Here is my response to Ebert: HUH?

I’m a business columnist who reports first and opines later, not a film critic. (I obsess about the process, not the product.) So I merely wrote up my reporting and gave my analysis of it. Ebert disdained my use of anecdotal evidence. “How many anecdotes add up to evidence?” he asks. “Did anyone actually tell her they didn’t want to see the movie because it was about two gay men?” Why, yes, Roger, that’s exactly what Academy members were telling me. And what their friends were telling their friends in concentric circles of Oscar chatter. L.A. journalists who cover The Industry mix it up regularly with Oscar voters, and even more so during movie awards time. That’s how we get our stories about the feuding and the lobbying, the spite and envy. Surely, that’s no surprise to you.

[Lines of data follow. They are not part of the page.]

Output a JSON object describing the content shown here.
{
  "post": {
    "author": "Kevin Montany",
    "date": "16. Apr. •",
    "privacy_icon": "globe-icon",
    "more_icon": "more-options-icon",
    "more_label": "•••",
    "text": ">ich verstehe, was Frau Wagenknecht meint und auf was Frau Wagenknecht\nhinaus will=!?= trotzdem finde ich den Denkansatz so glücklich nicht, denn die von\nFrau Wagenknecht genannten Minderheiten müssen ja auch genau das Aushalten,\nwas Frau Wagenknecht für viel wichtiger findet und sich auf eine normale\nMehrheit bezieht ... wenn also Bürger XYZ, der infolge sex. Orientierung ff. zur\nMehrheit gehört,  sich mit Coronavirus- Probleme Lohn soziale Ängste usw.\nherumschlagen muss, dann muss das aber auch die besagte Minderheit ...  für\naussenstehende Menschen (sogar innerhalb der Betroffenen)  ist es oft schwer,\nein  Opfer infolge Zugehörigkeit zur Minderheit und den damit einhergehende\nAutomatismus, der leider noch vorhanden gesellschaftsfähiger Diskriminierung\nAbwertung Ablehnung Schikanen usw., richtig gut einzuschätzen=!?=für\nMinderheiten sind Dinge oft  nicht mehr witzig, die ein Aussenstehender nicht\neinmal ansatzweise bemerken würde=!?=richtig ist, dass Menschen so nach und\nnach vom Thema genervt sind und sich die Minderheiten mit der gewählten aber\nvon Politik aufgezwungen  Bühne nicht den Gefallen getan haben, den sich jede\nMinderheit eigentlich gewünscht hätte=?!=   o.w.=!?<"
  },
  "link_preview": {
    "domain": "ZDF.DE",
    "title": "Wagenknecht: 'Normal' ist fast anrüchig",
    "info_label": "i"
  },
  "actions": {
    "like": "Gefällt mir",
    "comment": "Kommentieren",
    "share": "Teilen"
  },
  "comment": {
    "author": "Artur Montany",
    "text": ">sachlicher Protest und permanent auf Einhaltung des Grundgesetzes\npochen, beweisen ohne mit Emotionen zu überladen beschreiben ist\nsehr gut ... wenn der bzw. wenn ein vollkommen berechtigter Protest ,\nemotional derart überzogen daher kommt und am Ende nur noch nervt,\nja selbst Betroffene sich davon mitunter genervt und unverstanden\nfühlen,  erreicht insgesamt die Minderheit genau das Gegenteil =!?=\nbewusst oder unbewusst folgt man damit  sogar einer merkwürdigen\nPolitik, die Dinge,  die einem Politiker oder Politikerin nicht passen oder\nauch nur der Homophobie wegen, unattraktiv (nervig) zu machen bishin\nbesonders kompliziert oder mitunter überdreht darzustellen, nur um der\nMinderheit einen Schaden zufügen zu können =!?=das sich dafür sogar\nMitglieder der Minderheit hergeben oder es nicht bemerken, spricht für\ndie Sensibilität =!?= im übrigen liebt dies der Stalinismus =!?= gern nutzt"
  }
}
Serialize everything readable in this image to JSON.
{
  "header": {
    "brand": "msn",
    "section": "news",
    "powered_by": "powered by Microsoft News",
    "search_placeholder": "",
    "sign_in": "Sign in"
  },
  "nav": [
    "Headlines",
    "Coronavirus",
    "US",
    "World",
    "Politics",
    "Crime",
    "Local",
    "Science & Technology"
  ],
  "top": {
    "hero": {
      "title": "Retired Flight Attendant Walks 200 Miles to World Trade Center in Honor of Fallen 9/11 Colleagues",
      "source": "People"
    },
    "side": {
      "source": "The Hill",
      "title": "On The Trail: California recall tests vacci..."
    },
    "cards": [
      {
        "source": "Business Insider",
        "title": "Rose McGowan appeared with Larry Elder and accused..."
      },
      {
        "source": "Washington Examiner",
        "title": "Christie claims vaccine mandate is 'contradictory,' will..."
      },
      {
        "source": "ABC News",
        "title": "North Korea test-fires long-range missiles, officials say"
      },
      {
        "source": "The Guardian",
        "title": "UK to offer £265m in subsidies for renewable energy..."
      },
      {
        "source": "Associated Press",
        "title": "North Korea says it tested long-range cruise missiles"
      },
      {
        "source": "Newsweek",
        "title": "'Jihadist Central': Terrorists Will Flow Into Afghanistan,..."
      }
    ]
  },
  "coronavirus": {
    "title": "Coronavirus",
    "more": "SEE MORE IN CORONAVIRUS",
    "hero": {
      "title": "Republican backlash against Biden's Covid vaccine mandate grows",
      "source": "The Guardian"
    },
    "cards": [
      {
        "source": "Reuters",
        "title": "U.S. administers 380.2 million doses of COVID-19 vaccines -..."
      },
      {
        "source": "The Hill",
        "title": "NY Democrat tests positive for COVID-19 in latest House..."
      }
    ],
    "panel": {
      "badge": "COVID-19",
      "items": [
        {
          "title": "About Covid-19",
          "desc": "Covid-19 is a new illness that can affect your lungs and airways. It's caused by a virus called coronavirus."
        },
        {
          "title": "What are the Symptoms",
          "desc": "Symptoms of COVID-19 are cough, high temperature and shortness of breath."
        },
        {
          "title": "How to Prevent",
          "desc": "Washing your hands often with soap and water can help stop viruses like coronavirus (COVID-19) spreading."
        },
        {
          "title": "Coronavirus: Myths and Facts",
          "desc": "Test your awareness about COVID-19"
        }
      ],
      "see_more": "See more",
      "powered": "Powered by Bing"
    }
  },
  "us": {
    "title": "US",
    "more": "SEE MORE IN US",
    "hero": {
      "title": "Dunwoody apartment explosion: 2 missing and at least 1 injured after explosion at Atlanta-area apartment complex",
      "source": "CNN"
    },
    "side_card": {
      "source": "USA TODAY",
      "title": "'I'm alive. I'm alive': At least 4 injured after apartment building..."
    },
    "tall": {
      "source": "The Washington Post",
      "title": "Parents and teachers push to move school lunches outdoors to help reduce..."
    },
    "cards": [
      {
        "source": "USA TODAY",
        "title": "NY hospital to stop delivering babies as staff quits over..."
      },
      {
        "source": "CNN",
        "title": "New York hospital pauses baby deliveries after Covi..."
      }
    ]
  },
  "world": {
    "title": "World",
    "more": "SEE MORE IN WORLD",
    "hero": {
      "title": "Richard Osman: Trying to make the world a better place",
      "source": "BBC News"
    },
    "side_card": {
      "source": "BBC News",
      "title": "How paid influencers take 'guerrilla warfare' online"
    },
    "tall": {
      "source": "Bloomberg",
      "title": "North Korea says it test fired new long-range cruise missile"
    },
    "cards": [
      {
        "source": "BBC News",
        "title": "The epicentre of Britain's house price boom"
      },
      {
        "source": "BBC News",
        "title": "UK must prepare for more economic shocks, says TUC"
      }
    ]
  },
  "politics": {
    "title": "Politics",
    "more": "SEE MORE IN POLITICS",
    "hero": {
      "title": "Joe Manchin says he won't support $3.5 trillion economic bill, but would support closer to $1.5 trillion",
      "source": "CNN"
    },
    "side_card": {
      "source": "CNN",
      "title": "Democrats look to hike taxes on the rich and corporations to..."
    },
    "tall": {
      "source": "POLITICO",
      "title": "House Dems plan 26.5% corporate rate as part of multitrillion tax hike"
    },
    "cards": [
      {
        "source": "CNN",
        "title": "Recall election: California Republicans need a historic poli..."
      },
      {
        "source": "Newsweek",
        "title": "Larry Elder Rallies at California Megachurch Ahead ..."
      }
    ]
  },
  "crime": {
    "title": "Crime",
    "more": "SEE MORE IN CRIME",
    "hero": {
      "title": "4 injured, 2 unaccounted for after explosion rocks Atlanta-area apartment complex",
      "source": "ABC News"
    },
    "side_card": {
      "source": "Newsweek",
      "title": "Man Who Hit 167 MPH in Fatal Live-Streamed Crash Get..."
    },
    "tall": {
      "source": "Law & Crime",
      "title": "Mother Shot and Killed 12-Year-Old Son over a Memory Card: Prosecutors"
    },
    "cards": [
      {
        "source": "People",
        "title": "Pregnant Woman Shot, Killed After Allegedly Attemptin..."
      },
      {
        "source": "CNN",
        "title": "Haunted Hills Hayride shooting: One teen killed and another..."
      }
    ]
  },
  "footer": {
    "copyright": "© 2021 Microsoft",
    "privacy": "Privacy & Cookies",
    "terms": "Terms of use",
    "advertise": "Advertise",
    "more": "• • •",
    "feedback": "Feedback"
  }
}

But, Roger, there’s something else you’ve got wrong. There was no Finke-Turan agenda. There was no Finke-Turan conspiracy. Too ludicrous. Just the realization by us locals that Oscars are rarely denied based on the merits of a movie, but instead for more sinister reasons. And nothing brings out that dark side of The Industry more than two films competing fiercely for Best Picture (and all that post-Oscar moolah at the box office). It wasn’t “as if Crash isn’t Oscar-worthy and Brokeback is,” I wrote. “Both are good, if flawed, movies.” That’s hardly taking sides. Actually, I don’t give a damn what and who wins.

You ask why I never mentioned the other three nominees. Easy answer: because I didn’t have to. No long shots ever win an Academy Award. That’s why they call it “handicapping the Oscars”. Someone would have to be newly arrived from Topeka not to know that Capote wasn’t significant enough, Good Night, and Good Luck wasn’t accurate enough, and Munich wasn’t politically incorrect enough. C’mon, Chicago isn’t that provincial.

Finally, Roger, if you’re still flummoxed, then you, like so many film critics, suffer from the delusion that the Best Picture Oscar actually goes to the best picture. If so, your belief is naive, and sweet, and hopelessly wrong.